Dieu est il dans la tempête où « à genoux devant l’homme »(3) lançant cet éternel « où es-tu ? » du jardin. Lointain et si prégnant appel à l’homme pour qu’il danse avec lui au milieu des flots ? 


(1) cf. Etty Hillesum, une vie bouleversée et notre billet contemplation 1

(2) l’amphore et le fleuve, ch. 2

(3) cf. mon autre livre éponyme

13 juin 2021

Contemplation - 1

 Contemplation - 1


“Observez les lys des champs, comme ils croissent : ils ne peinent ni ne filent, et je vous le dis, Salomon lui-même, n’a jamais été vêtu comme l’un d’eux ». Mat 6, 28-29


Les traces discrètes, ténues et fragiles que nous révèle la création, ou le sourire d’un enfant, sont parties intégrantes de la révélation.

C’est justement lorsque nos cœurs sont embrumés par la vie et la tristesse, le découragement ou le désert que cette beauté vient révéler autre chose.
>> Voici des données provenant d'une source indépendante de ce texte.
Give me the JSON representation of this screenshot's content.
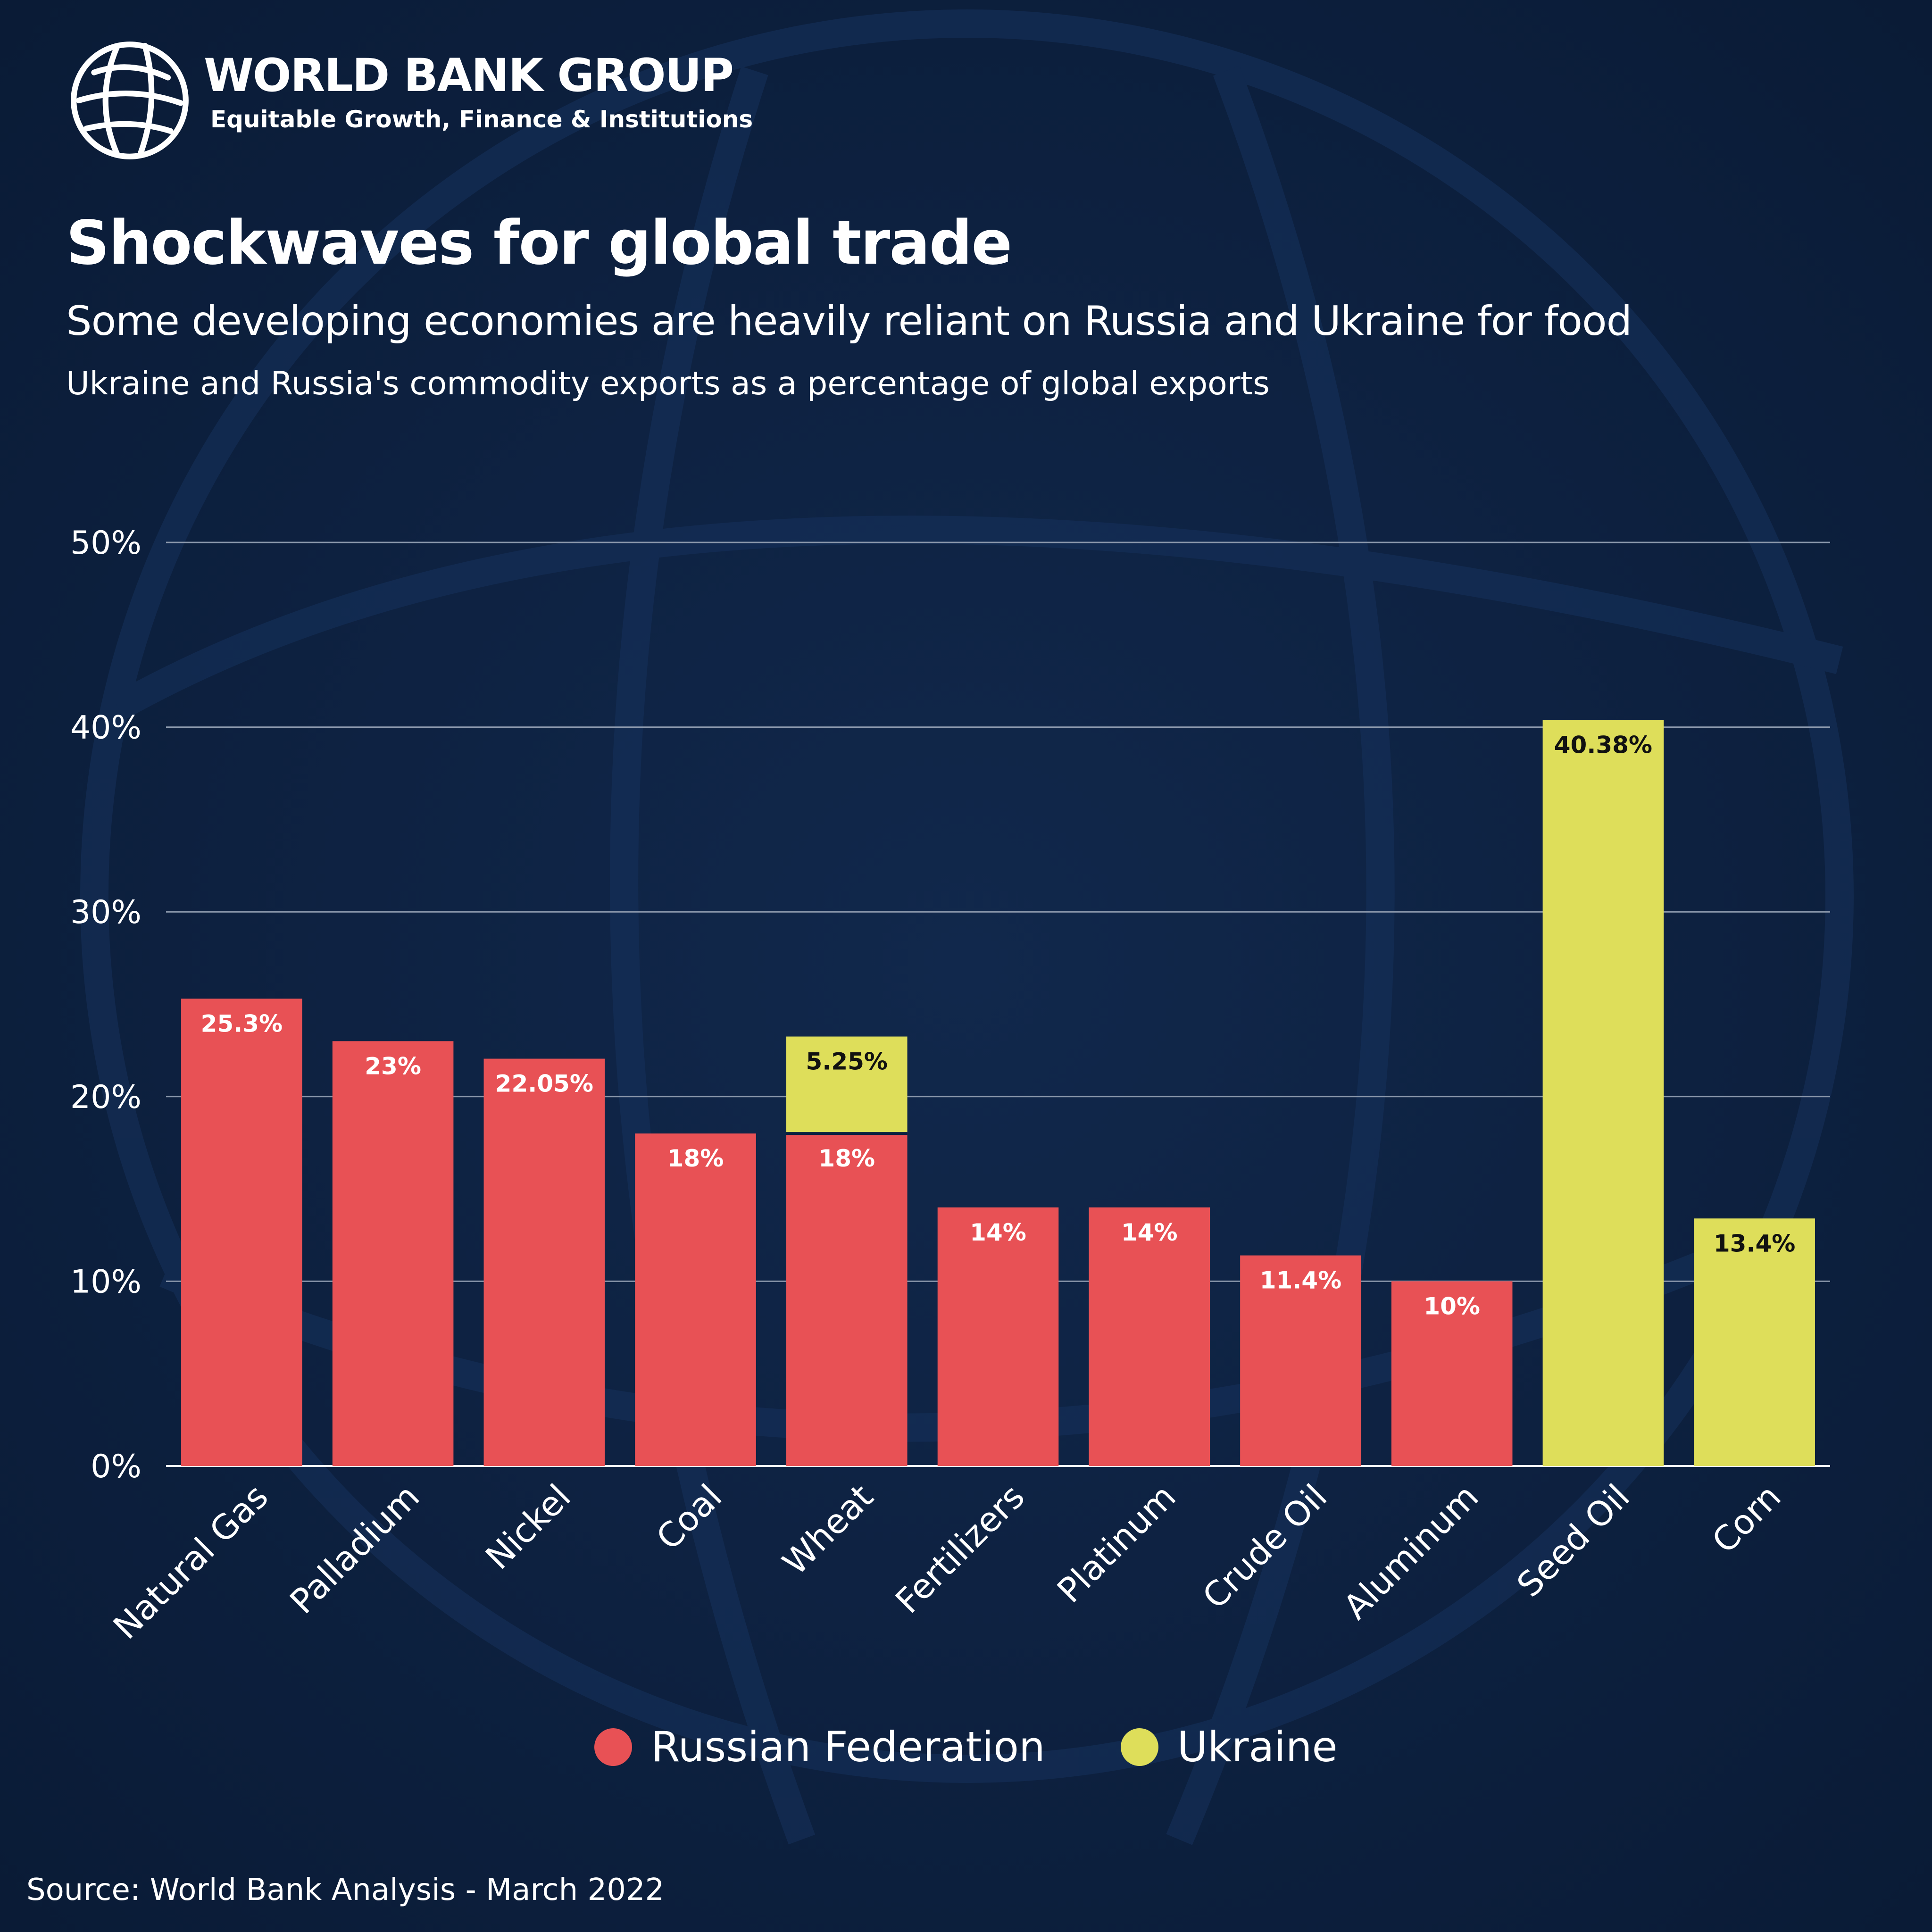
{
  "org": {
    "name": "WORLD BANK GROUP",
    "sub": "Equitable Growth, Finance & Institutions"
  },
  "title": "Shockwaves for global trade",
  "subtitle": "Some developing economies are heavily reliant on Russia and Ukraine for food",
  "subtitle2": "Ukraine and Russia's commodity exports as a percentage of global exports",
  "colors": {
    "background": "#0c2040",
    "russia": "#e85155",
    "ukraine": "#dede5a",
    "grid": "#8a97ab"
  },
  "legend": [
    {
      "label": "Russian Federation",
      "color": "#e85155"
    },
    {
      "label": "Ukraine",
      "color": "#dede5a"
    }
  ],
  "source": "Source: World Bank Analysis - March 2022",
  "chart_data": {
    "type": "bar",
    "stacked": true,
    "title": "Shockwaves for global trade",
    "ylabel": "",
    "xlabel": "",
    "ylim": [
      0,
      50
    ],
    "yticks": [
      0,
      10,
      20,
      30,
      40,
      50
    ],
    "ytick_labels": [
      "0%",
      "10%",
      "20%",
      "30%",
      "40%",
      "50%"
    ],
    "grid": true,
    "legend_position": "bottom-center",
    "categories": [
      "Natural Gas",
      "Palladium",
      "Nickel",
      "Coal",
      "Wheat",
      "Fertilizers",
      "Platinum",
      "Crude Oil",
      "Aluminum",
      "Seed Oil",
      "Corn"
    ],
    "series": [
      {
        "name": "Russian Federation",
        "color": "#e85155",
        "values": [
          25.3,
          23,
          22.05,
          18,
          18,
          14,
          14,
          11.4,
          10,
          0,
          0
        ],
        "labels": [
          "25.3%",
          "23%",
          "22.05%",
          "18%",
          "18%",
          "14%",
          "14%",
          "11.4%",
          "10%",
          "",
          ""
        ]
      },
      {
        "name": "Ukraine",
        "color": "#dede5a",
        "values": [
          0,
          0,
          0,
          0,
          5.25,
          0,
          0,
          0,
          0,
          40.38,
          13.4
        ],
        "labels": [
          "",
          "",
          "",
          "",
          "5.25%",
          "",
          "",
          "",
          "",
          "40.38%",
          "13.4%"
        ]
      }
    ]
  }
}
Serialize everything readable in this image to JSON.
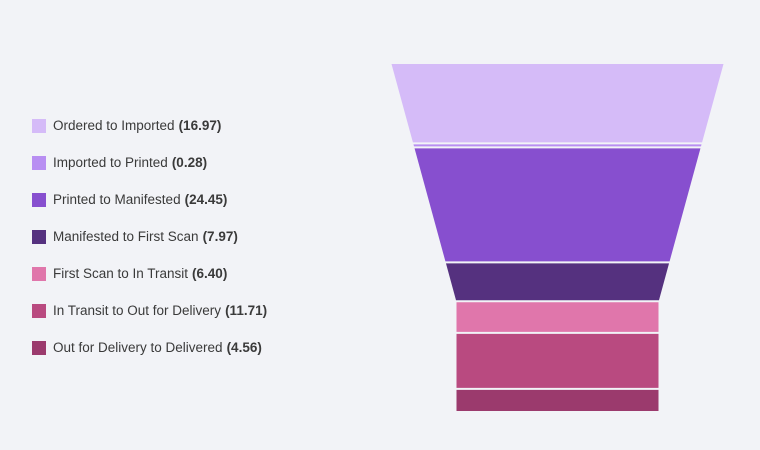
{
  "chart_data": {
    "type": "funnel",
    "legend_position": "left",
    "series": [
      {
        "name": "Ordered to Imported",
        "value": 16.97,
        "value_label": "(16.97)",
        "color": "#d5bbf8"
      },
      {
        "name": "Imported to Printed",
        "value": 0.28,
        "value_label": "(0.28)",
        "color": "#b88ef2"
      },
      {
        "name": "Printed to Manifested",
        "value": 24.45,
        "value_label": "(24.45)",
        "color": "#874fcf"
      },
      {
        "name": "Manifested to First Scan",
        "value": 7.97,
        "value_label": "(7.97)",
        "color": "#55317f"
      },
      {
        "name": "First Scan to In Transit",
        "value": 6.4,
        "value_label": "(6.40)",
        "color": "#e076ab"
      },
      {
        "name": "In Transit to Out for Delivery",
        "value": 11.71,
        "value_label": "(11.71)",
        "color": "#b94a80"
      },
      {
        "name": "Out for Delivery to Delivered",
        "value": 4.56,
        "value_label": "(4.56)",
        "color": "#9b3a6d"
      }
    ]
  }
}
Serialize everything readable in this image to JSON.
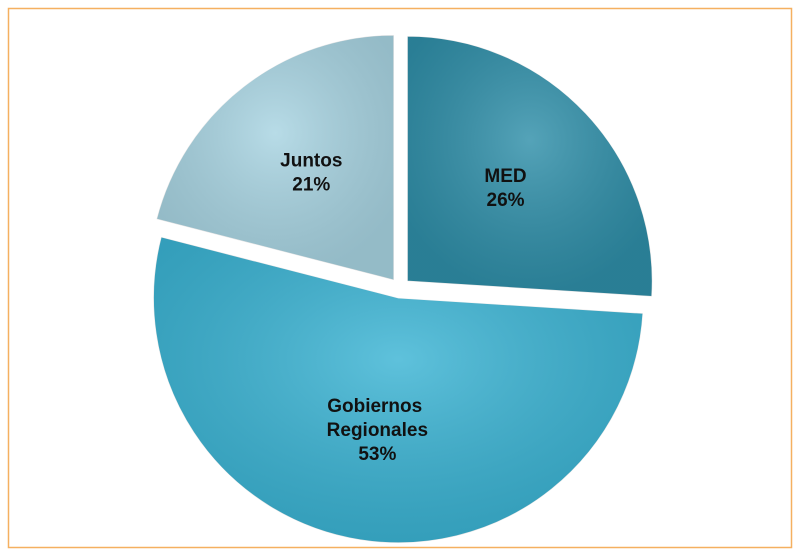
{
  "chart_data": {
    "type": "pie",
    "categories": [
      "MED",
      "Gobiernos Regionales",
      "Juntos"
    ],
    "values": [
      26,
      53,
      21
    ],
    "value_labels": [
      "26%",
      "53%",
      "21%"
    ],
    "colors": [
      "#2f8fa9",
      "#3bb4d4",
      "#a8d4e2"
    ]
  }
}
L’apparence laisse transparaître une splendeur plus profonde, plus cachée.


Etty Hillesum nous parle ainsi « d’une fleur qui

continue d'éclore alors que le nazisme a noirci toute l'humanité, ce « jasmin si tendre et si radieux en cette grisaille » qui lui permet de dire « je crois en Dieu » et également en l'homme, dont elle cherche à retrouver la trace « dans sa nudité, sa fragilité, cet homme bien souvent introuvable, enseveli par les ruines monstrueuses de ses actes absurdes. »(1).

N’est-ce pas encore et toujours notre espérance…


La fleur est excès. Alors que l’on aurait pu se contenter de prairies verdoyantes, il a fallu que Dieu nous donne les fleurs pour parer de couleurs chatoyantes la verdure d’un paysage. En soi, elles semblent inutiles, mais révèlent au contraire d’une manière discrète la tendresse d’un Dieu qui ne se contente pas du nécessaire, mais est débordement d’amour.

La Beauté est la porte silencieuse du travail en nous de Dieu, une invitation à la contemplation... Refuser la beauté c’est finalement échapper au réel et s’éloigner de notre propre intériorité. À l’inverse, l'aspiration intérieure à la beauté ne traduit-elle pas un retour à l'essentiel, une invitation au dépassement de nous-mêmes...

Notre culture et notre rapport au temps ne laissent plus de place au silence et à la contemplation.

Les choses simples nous mènent au seuil d’autre chose. 


C’est en s’arrêtant, en contemplant la fleur croisée sur le chemin, en s’arrêtant pour laisser passer un nuage, en observant le coucher du soleil, en goûtant au silence que nous accèderons à autre chose. La beauté est appel à faire un déplacement. Elle nous invite ailleurs.(2)


Quel est cet ailleurs ? 

Un don… ?

Le don immense d’un Dieu qui donne et s’efface. 

Contempler la nature, c’est percevoir ces graines semées autour de nous, en nous….


C’est voir la graine de moutarde et ses fruits…


Une petite branche, plantée à Jérusalem sur le bois d’une croix et abandonnée des hommes et qui fait vibrer plus d’un millard d’individus 2000 ans plus tard…


Une graine fragile qui sème encore discrètement dans le silence d’autres graines…


Contemplons ces dons discrets de Dieu, ces semences du Verbe et de l’Esprit… (3) 


Nous n’avons rien apporté. Nous sommes comme une amphore, prêt à recueillir dans le fleuve divin les parcelles de son amour.


(1) Etty Hillesum, une vie bouleversée

(2) Introduction de mon livre L’amphore et le fleuve cf.